When I reported a version of the foregoing views to a colleague, she expressed incredulity. Suppose, she said, that before his inauguration, Trump, as a private citizen, shoots and kills someone in broad daylight on Fifth Avenue. Would I still say that New York State is disempowered from enforcing its criminal law against him while he's president?

I'm pretty sure my answer is yes. Suppose that instead of committing his murder on Fifth Avenue in NYC and thus ending up in NYS court, Trump, still as a private citizen, commits a murder on the National Mall. If he were to remain a private citizen, he would be prosecuted in federal court for murder on a federal enclave. But under DOJ policy, he can't be indicted or prosecuted while he's president and, I've suggested above, it follows even more strongly that a sitting president can't be imprisoned.

Thus, my answer to my colleague's question is that if the DOJ interpretation of the Constitution is correct, then it's already taken for granted that a sitting president can't be imprisoned for federal murder; it's a tiny step to say a sitting president also can't be imprisoned for state murder.

What if someone who is already in prison runs for and wins the presidency? Eugene Debs ran from prison in 1920 and received a million votes. According to my analysis, if Debs had won, he would have had to have been released from prison to serve his presidential term.

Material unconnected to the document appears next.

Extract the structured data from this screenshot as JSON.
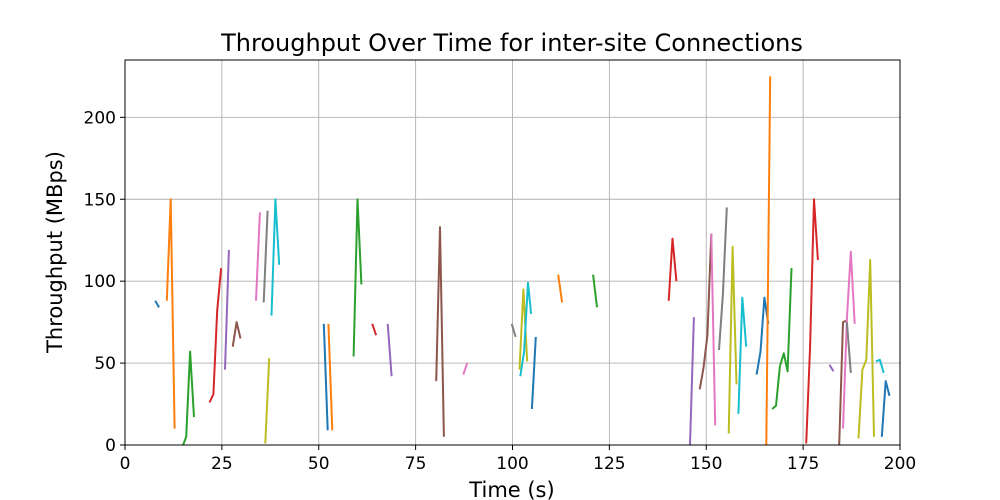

There is one other alternative, but it's messy. Maybe someone who is already in prison before his presidency starts "is unable to discharge the powers and duties of his office" within the meaning of the 25th Amendment. If so, then Judge Merchan could sentence Trump to prison and Vance would become president for the duration of the overlap between the sentence and the presidential term. (Note that this option would not have been available for Debs, because the 25th Amendment wasn't ratified until 1967.) But the 25th Amendment gives the president an opportunity to contest the declaration of disability. If Trump were to do so, his Cabinet and Congress (of which he only would need just over a third of the members of either chamber) would agree with Trump--leaving him both in prison and as president.

Because that seems completely untenable, I end up biting the bullet. My advice to Judge Merchan would be to sentence Trump to a hefty fine and maybe a short prison sentence that he can serve before his inauguration. I say "maybe" because with grounds for appeal, Trump could probably delay serving that sentence for months and thus effectively until he's out of office. 

To be clear, however, that's my advice, not a prediction of what Judge Merchan will do.